Every 50 seconds or so, an anxious murmur gave way to gasps, fingers pointing, cell phone cameras clicking, and cries of “There it is!” The dolphin breached the surface for just long enough to get its necessary air – a second, two at most – before vanishing again. For several days the dolphin returned, as the media reported on it and the crowds grew larger.


Photo of the crowd by David Wheeler


While the dolphin swam underwater, talk amongst the visitors ranged from awe – “I saw it Mom!” and “He’s bigger than I thought!” – to curiosity – “Are they supposed to be here?” and “Where will it come up next?” – to emotion – “I can’t believe we’re lucky enough to see this!” and “It’s beautiful!”

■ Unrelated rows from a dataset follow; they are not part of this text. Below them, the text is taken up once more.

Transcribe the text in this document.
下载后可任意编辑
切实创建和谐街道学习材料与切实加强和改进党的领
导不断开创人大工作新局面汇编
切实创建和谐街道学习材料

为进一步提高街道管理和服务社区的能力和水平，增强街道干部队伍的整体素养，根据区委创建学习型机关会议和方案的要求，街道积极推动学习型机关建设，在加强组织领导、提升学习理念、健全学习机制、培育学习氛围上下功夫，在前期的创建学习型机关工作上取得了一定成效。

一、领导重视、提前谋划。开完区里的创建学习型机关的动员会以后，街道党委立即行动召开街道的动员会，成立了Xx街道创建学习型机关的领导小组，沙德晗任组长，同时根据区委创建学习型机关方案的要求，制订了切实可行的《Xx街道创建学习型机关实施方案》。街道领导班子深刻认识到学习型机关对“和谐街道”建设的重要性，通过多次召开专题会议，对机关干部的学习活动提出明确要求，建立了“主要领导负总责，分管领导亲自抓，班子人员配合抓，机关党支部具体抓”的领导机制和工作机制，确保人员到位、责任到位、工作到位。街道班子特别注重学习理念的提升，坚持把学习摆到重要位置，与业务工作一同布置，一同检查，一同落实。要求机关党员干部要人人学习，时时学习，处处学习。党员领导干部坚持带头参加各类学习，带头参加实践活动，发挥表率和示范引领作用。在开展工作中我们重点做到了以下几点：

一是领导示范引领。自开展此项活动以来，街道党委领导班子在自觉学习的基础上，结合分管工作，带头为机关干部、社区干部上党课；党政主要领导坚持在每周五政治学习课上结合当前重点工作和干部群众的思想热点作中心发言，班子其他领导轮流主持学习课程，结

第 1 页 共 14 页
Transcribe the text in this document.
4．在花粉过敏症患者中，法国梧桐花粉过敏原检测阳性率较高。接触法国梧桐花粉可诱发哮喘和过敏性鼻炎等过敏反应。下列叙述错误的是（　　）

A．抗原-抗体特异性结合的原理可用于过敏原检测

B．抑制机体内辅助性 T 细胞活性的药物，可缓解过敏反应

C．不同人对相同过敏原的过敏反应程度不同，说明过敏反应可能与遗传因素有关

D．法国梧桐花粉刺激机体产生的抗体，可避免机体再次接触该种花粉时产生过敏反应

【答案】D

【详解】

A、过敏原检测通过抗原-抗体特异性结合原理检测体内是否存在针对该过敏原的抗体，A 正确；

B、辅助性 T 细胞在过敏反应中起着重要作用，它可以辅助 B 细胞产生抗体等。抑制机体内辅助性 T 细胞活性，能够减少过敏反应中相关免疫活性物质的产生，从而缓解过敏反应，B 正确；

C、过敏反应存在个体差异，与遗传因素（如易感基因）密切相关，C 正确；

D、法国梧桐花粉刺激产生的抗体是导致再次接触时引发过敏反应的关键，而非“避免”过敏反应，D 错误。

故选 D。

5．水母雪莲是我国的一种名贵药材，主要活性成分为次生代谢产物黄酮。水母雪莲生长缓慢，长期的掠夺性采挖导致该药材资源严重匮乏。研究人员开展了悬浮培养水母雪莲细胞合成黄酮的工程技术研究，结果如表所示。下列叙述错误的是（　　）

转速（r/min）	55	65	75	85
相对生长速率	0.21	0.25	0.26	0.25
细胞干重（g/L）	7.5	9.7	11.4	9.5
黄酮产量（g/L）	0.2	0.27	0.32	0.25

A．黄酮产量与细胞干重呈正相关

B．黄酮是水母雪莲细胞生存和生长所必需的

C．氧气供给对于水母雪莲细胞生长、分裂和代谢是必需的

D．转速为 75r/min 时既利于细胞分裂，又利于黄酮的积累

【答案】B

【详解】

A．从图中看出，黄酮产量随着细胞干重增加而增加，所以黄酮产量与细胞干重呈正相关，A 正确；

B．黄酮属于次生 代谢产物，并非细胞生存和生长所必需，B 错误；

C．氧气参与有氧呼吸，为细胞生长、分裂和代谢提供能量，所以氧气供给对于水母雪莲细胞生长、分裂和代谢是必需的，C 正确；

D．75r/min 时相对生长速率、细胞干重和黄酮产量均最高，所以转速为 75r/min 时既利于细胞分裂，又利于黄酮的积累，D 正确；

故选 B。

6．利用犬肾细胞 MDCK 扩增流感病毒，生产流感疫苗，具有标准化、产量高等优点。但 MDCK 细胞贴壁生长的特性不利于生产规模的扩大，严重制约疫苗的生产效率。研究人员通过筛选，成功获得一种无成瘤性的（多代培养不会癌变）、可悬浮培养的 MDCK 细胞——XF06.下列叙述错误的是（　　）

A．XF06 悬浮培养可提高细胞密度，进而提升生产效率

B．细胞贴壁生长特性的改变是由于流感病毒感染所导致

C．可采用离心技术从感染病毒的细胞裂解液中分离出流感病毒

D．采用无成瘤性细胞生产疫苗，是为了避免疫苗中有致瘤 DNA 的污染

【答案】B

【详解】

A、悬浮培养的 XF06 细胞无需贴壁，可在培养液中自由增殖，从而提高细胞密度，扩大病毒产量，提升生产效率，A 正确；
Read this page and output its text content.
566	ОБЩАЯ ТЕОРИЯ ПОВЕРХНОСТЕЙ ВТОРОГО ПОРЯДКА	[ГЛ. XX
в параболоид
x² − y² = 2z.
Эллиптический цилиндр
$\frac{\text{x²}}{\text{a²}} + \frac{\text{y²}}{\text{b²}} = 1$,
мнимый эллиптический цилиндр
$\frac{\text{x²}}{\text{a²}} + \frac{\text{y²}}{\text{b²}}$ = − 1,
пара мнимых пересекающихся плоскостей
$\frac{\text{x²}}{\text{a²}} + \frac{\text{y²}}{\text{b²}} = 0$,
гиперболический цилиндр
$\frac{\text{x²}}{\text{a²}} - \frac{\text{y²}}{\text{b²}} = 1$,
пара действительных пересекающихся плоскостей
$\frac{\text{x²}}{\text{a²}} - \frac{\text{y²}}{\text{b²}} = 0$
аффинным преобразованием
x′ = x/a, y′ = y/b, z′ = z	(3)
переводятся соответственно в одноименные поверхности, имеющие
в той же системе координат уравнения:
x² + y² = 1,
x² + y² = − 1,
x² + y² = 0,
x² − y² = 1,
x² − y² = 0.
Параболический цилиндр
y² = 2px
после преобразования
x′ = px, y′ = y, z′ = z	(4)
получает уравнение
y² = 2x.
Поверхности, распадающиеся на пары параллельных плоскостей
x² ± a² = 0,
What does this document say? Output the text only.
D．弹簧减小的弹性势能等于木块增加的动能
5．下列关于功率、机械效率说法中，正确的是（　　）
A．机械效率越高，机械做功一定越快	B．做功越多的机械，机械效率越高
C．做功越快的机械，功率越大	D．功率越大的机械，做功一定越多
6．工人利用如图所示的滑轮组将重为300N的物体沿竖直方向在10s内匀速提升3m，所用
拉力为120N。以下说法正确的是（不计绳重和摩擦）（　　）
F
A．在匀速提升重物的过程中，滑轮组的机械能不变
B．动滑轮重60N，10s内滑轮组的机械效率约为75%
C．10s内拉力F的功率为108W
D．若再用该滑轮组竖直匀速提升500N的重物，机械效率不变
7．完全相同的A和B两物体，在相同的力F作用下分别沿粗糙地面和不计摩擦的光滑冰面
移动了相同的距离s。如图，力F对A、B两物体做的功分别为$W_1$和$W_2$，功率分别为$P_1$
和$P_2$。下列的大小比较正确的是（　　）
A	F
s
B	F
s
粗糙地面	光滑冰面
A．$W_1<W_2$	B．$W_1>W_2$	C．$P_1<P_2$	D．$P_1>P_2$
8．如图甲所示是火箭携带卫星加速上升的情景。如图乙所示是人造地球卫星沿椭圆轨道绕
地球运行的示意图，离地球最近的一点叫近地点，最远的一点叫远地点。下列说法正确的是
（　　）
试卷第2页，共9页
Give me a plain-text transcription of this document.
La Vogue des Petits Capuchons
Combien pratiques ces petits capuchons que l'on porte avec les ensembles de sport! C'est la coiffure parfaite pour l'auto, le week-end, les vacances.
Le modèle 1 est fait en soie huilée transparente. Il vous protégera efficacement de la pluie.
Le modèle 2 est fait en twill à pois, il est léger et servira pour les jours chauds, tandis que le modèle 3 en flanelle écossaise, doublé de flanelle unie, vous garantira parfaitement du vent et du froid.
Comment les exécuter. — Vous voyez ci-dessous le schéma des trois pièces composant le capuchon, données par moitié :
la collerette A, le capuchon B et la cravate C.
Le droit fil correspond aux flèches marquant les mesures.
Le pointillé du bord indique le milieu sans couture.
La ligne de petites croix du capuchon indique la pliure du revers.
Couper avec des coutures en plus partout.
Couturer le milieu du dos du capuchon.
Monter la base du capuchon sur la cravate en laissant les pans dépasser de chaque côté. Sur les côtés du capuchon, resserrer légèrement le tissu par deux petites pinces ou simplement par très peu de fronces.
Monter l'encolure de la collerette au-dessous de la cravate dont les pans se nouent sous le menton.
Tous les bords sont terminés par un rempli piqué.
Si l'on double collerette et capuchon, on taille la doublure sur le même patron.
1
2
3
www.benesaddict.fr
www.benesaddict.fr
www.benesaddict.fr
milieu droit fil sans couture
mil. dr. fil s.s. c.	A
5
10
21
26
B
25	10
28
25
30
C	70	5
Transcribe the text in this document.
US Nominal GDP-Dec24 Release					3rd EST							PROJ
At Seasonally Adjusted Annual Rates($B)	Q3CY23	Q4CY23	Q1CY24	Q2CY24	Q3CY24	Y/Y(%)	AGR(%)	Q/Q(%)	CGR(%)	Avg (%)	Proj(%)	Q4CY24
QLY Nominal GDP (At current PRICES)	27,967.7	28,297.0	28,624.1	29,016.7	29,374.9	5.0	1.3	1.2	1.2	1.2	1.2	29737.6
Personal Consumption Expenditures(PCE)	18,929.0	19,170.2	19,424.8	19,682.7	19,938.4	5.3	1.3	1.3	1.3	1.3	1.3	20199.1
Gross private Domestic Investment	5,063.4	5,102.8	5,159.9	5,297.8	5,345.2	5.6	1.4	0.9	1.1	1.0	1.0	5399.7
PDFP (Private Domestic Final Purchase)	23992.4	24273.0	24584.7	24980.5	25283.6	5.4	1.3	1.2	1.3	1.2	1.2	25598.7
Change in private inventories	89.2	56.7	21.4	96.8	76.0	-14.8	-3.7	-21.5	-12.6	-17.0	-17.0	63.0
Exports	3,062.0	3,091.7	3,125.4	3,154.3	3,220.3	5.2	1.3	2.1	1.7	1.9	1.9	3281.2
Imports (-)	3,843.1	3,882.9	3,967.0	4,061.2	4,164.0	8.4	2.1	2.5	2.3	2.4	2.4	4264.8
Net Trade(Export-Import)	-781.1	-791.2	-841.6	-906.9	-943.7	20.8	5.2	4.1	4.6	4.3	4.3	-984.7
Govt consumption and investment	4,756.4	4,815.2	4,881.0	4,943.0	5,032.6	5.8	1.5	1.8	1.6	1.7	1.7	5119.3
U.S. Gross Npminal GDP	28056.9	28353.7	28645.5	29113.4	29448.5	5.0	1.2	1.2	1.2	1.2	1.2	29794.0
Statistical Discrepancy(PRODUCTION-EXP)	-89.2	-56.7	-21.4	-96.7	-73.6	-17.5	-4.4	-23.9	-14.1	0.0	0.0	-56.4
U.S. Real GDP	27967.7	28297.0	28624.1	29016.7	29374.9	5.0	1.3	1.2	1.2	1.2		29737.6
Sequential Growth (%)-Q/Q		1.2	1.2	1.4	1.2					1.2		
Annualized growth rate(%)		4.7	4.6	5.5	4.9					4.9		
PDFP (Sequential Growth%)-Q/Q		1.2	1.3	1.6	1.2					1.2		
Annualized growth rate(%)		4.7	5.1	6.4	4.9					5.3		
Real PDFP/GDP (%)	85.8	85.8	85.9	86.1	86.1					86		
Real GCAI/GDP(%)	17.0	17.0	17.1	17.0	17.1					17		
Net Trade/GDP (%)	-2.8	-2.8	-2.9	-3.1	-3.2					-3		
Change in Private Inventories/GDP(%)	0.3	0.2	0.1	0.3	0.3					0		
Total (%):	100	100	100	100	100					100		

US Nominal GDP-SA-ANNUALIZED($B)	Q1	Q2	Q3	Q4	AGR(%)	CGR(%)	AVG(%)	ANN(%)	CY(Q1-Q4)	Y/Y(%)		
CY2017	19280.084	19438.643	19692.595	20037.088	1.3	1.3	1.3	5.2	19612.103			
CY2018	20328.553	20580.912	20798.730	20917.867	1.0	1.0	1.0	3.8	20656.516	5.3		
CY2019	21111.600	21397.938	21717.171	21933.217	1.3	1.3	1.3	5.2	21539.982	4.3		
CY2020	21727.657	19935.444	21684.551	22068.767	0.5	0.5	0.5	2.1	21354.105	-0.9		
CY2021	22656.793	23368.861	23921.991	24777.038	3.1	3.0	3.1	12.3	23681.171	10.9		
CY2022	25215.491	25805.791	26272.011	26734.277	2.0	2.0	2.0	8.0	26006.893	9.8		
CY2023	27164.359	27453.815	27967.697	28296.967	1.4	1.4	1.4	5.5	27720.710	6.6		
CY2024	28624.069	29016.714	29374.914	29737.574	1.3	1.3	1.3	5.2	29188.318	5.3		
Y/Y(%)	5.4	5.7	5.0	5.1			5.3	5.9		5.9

But the discussions also presciently invoked fear and concern – “Is it sick?” “Stranded?” and “Shouldn’t it be with the other dolphins?”


As it turned out, the dolphin was indeed sick. It was dying. Trained volunteers tried to shepherd it out to more accommodating waters, but the dolphin couldn’t make it back out to the open water from its final resting place.


The dolphin was considered to be emaciated, and will be studied with a necropsy. We have no insight yet on whether the dolphin suffered from morbillivirus, a disease which has claimed the lives of hundreds of bottlenose dolphins in recent years along the East Coast.


My son and I watched the dolphin on a Friday evening, not long before dusk. Later that weekend I learned that the dolphin had died the very next day.


Yet in spending its last few days as it did, the dolphin became an unexpected guest for a local inland community that never anticipated such a marine visitor – but cherished the chance to greet it. All told, the dolphin spent much of a week in its retirement home upstream in the South River, in the shadow of Route 527 to the steady hum of Route 18 traffic, visited and admired by many hundreds of people.


Just like past New Jersey visitors, similar to the Trenton beluga whale and the Merrill Creek Reservoir snowy owl, the South River dolphin found an out-of-the-way place that it could call home, albeit temporarily.


The South River dolphin has finally moved on – but it will be remembered.


David Wheeler is the Executive Director of Conserve Wildlife Foundation of New Jersey.